Grok is also a low-frequency, long-hold trader: just 20 trades, with an average holding time of 30.47 hours—second only to DeepSeek. Its biggest issue is a low win rate (20%) and a risk/reward ratio of 1.85, resulting in a profit expectancy of just 0.3. Of its 20 positions, Grok split evenly between long and short. In this market phase, excess shorting hurt its win rate—showing Grok still struggles with trend judgment.
Gemini executed the most trades—165 by October 27. This extreme frequency led to poor performance, with its account dropping to $3,800 and a loss rate of 62%. Transaction fees alone totaled $1,095.78.

High-frequency trading resulted in a very low win rate (25%) and a risk/reward ratio of just 1.18, for a profit expectancy of only 0.3—guaranteeing losses. Gemini’s average position size was small, with leverage at just 0.77 and average holding time of 7.5 hours.
Average stop-loss was $81, average take-profit $96. Gemini’s trading style resembled that of a typical retail trader—taking quick profits and cutting losses just as quickly. Frequent trades during market swings steadily eroded its capital.

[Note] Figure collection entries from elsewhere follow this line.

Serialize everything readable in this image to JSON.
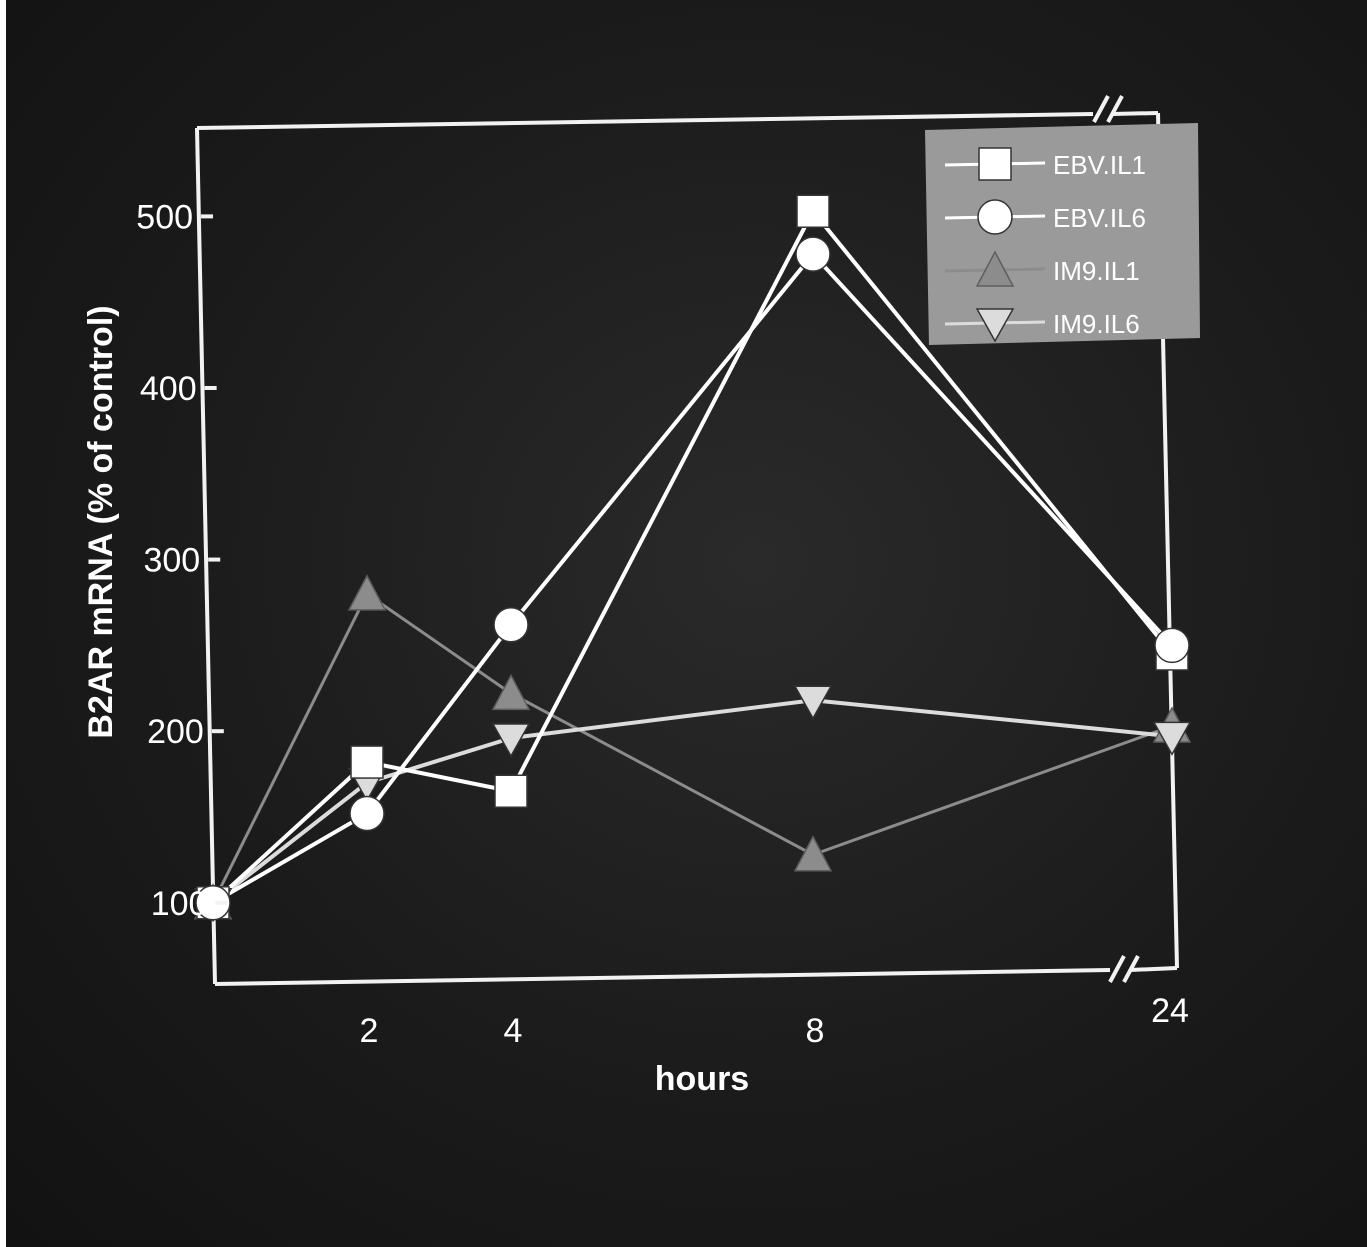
{
  "chart_data": {
    "type": "line",
    "title": "",
    "xlabel": "hours",
    "ylabel": "B2AR mRNA (% of control)",
    "x": [
      0,
      2,
      4,
      8,
      24
    ],
    "x_tick_labels": [
      "2",
      "4",
      "8",
      "24"
    ],
    "y_tick_labels": [
      "100",
      "200",
      "300",
      "400",
      "500"
    ],
    "ylim": [
      55,
      555
    ],
    "x_axis_break": true,
    "grid": false,
    "legend_position": "top-right",
    "series": [
      {
        "name": "EBV.IL1",
        "marker": "square",
        "color": "#ffffff",
        "values": [
          100,
          182,
          165,
          503,
          245
        ]
      },
      {
        "name": "EBV.IL6",
        "marker": "circle",
        "color": "#ffffff",
        "values": [
          100,
          152,
          262,
          478,
          250
        ]
      },
      {
        "name": "IM9.IL1",
        "marker": "triangle-up",
        "color": "#8c8c8c",
        "values": [
          100,
          280,
          222,
          128,
          203
        ]
      },
      {
        "name": "IM9.IL6",
        "marker": "triangle-down",
        "color": "#dcdcdc",
        "values": [
          100,
          170,
          196,
          218,
          197
        ]
      }
    ]
  },
  "colors": {
    "background": "#1b1b1b",
    "axis": "#f2f2f2",
    "legend_bg": "#9a9a9a"
  }
}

GPT5 ranks last, closely mirroring Gemini with over 60% losses. Its trade volume is lower (63 trades), but its risk/reward ratio is just 0.96—gaining $0.96 on average per win, but losing $1 per loss. Its win rate is also only 20%, matching Grok.

GPT5’s average position size is similar to Gemini’s, with leverage at 0.76—extremely cautious.

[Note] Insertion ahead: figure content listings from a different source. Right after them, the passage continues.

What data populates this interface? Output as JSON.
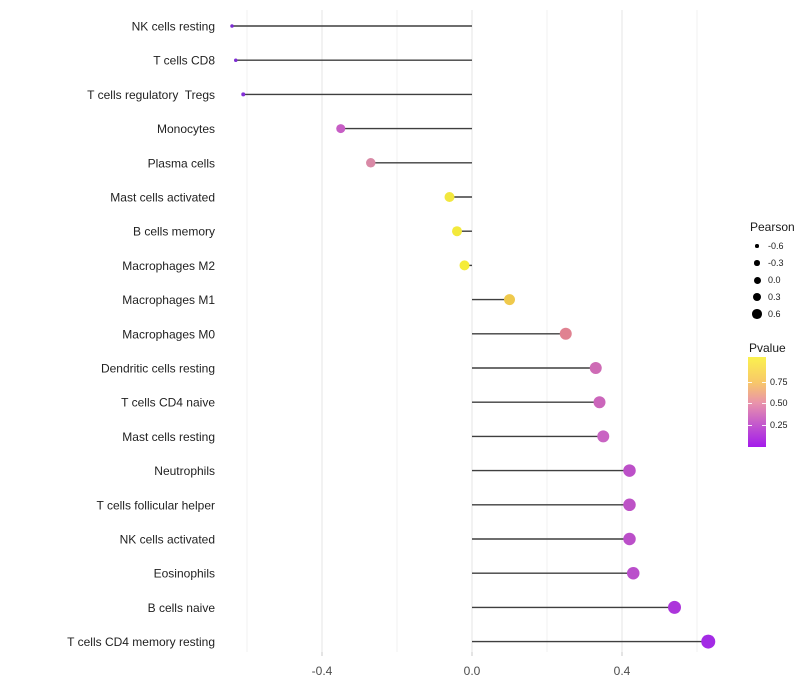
{
  "chart_data": {
    "type": "scatter",
    "subtype": "lollipop",
    "orientation": "horizontal",
    "title": "",
    "xlabel": "",
    "ylabel": "",
    "xlim": [
      -0.667,
      0.728
    ],
    "grid": true,
    "baseline": 0,
    "x_ticks": [
      {
        "value": -0.4,
        "label": "-0.4"
      },
      {
        "value": 0.0,
        "label": "0.0"
      },
      {
        "value": 0.4,
        "label": "0.4"
      }
    ],
    "x_minor_ticks": [
      -0.6,
      -0.2,
      0.2,
      0.6
    ],
    "points": [
      {
        "label": "NK cells resting",
        "pearson": -0.64,
        "size": 3.5,
        "color": "#7B2BD1"
      },
      {
        "label": "T cells CD8",
        "pearson": -0.63,
        "size": 3.5,
        "color": "#7D2CD3"
      },
      {
        "label": "T cells regulatory  Tregs",
        "pearson": -0.61,
        "size": 4,
        "color": "#8430D8"
      },
      {
        "label": "Monocytes",
        "pearson": -0.35,
        "size": 9,
        "color": "#C75EC5"
      },
      {
        "label": "Plasma cells",
        "pearson": -0.27,
        "size": 9.5,
        "color": "#D989A6"
      },
      {
        "label": "Mast cells activated",
        "pearson": -0.06,
        "size": 10,
        "color": "#F2E73E"
      },
      {
        "label": "B cells memory",
        "pearson": -0.04,
        "size": 10,
        "color": "#F3E93C"
      },
      {
        "label": "Macrophages M2",
        "pearson": -0.02,
        "size": 10,
        "color": "#F5EC39"
      },
      {
        "label": "Macrophages M1",
        "pearson": 0.1,
        "size": 11,
        "color": "#EFC94C"
      },
      {
        "label": "Macrophages M0",
        "pearson": 0.25,
        "size": 12,
        "color": "#E08291"
      },
      {
        "label": "Dendritic cells resting",
        "pearson": 0.33,
        "size": 12,
        "color": "#CE6BB5"
      },
      {
        "label": "T cells CD4 naive",
        "pearson": 0.34,
        "size": 12,
        "color": "#CB66BB"
      },
      {
        "label": "Mast cells resting",
        "pearson": 0.35,
        "size": 12,
        "color": "#C964C3"
      },
      {
        "label": "Neutrophils",
        "pearson": 0.42,
        "size": 12.5,
        "color": "#BC50C8"
      },
      {
        "label": "T cells follicular helper",
        "pearson": 0.42,
        "size": 12.5,
        "color": "#BD53C6"
      },
      {
        "label": "NK cells activated",
        "pearson": 0.42,
        "size": 12.5,
        "color": "#BB4FC9"
      },
      {
        "label": "Eosinophils",
        "pearson": 0.43,
        "size": 12.5,
        "color": "#BA4ECB"
      },
      {
        "label": "B cells naive",
        "pearson": 0.54,
        "size": 13,
        "color": "#AC35DB"
      },
      {
        "label": "T cells CD4 memory resting",
        "pearson": 0.63,
        "size": 14,
        "color": "#A32BE5"
      }
    ],
    "legend": {
      "size_legend": {
        "title": "Pearson",
        "dot_color": "#000000",
        "entries": [
          {
            "label": "-0.6",
            "size": 3.5
          },
          {
            "label": "-0.3",
            "size": 5.5
          },
          {
            "label": "0.0",
            "size": 7
          },
          {
            "label": "0.3",
            "size": 8.5
          },
          {
            "label": "0.6",
            "size": 9.5
          }
        ]
      },
      "color_legend": {
        "title": "Pvalue",
        "gradient": [
          {
            "color": "#FAF14E",
            "pos": 0
          },
          {
            "color": "#F8C869",
            "pos": 28
          },
          {
            "color": "#E993AB",
            "pos": 51
          },
          {
            "color": "#C358CD",
            "pos": 75
          },
          {
            "color": "#A41BEB",
            "pos": 100
          }
        ],
        "ticks": [
          {
            "label": "0.75",
            "pos": 27.8
          },
          {
            "label": "0.50",
            "pos": 51.1
          },
          {
            "label": "0.25",
            "pos": 75.6
          }
        ]
      }
    },
    "colors": {
      "stem": "#3F3F3F",
      "grid_major": "#E4E4E4",
      "grid_minor": "#F1F1F1",
      "axis_tick": "#C9C9C9",
      "x_tick_text": "#4D4D4D",
      "y_label_text": "#1F1F1F",
      "background": "#FFFFFF"
    }
  }
}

Both GPT5 and Gemini highlight that low risk per position does not guarantee profitability. High-frequency trading erodes win rate and risk/reward ratios. Both models also tended to enter long trades at higher prices than DeepSeek, indicating delayed entry signals.

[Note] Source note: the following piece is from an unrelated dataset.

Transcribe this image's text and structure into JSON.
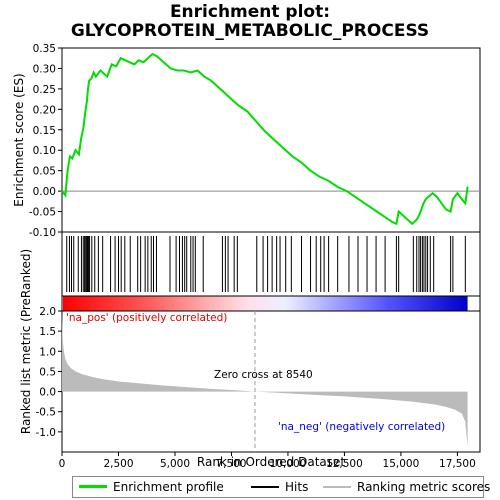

Analyzing AI trading behavior provides a fresh perspective on strategy. The contrast between DeepSeek’s high profitability and the heavy losses of Gemini and GPT5 provides the most instructive insights.
1. Profitable models share these traits: low frequency, long holding periods, high risk/reward, and timely entry.
2. Loss-making models share these traits: high frequency, short holding periods, low risk/reward, and late entry.
3. Profitability is not directly tied to the amount of market information. All AI models in this challenge operated with the same inputs—far more uniform than human traders—yet still far outperformed typical human results.
4. The thoroughness of the reasoning process appears crucial to trading discipline. DeepSeek’s lengthy decision-making mirrors human traders who rigorously review every move, whereas weaker models act impulsively.
5. As DeepSeek and Qwen3’s performance draws attention, many wonder about copy trading these AI models. This is not recommended, as strong results may be partly due to favorable market conditions and may not persist. Still, AI’s execution discipline is worth emulating.
Ultimately, who will win? PANews polled several AI models with the performance data—each unanimously chose DeepSeek, citing its mathematically sound profit expectancy and disciplined trading style.
Interestingly, for second-best, almost every model picked itself.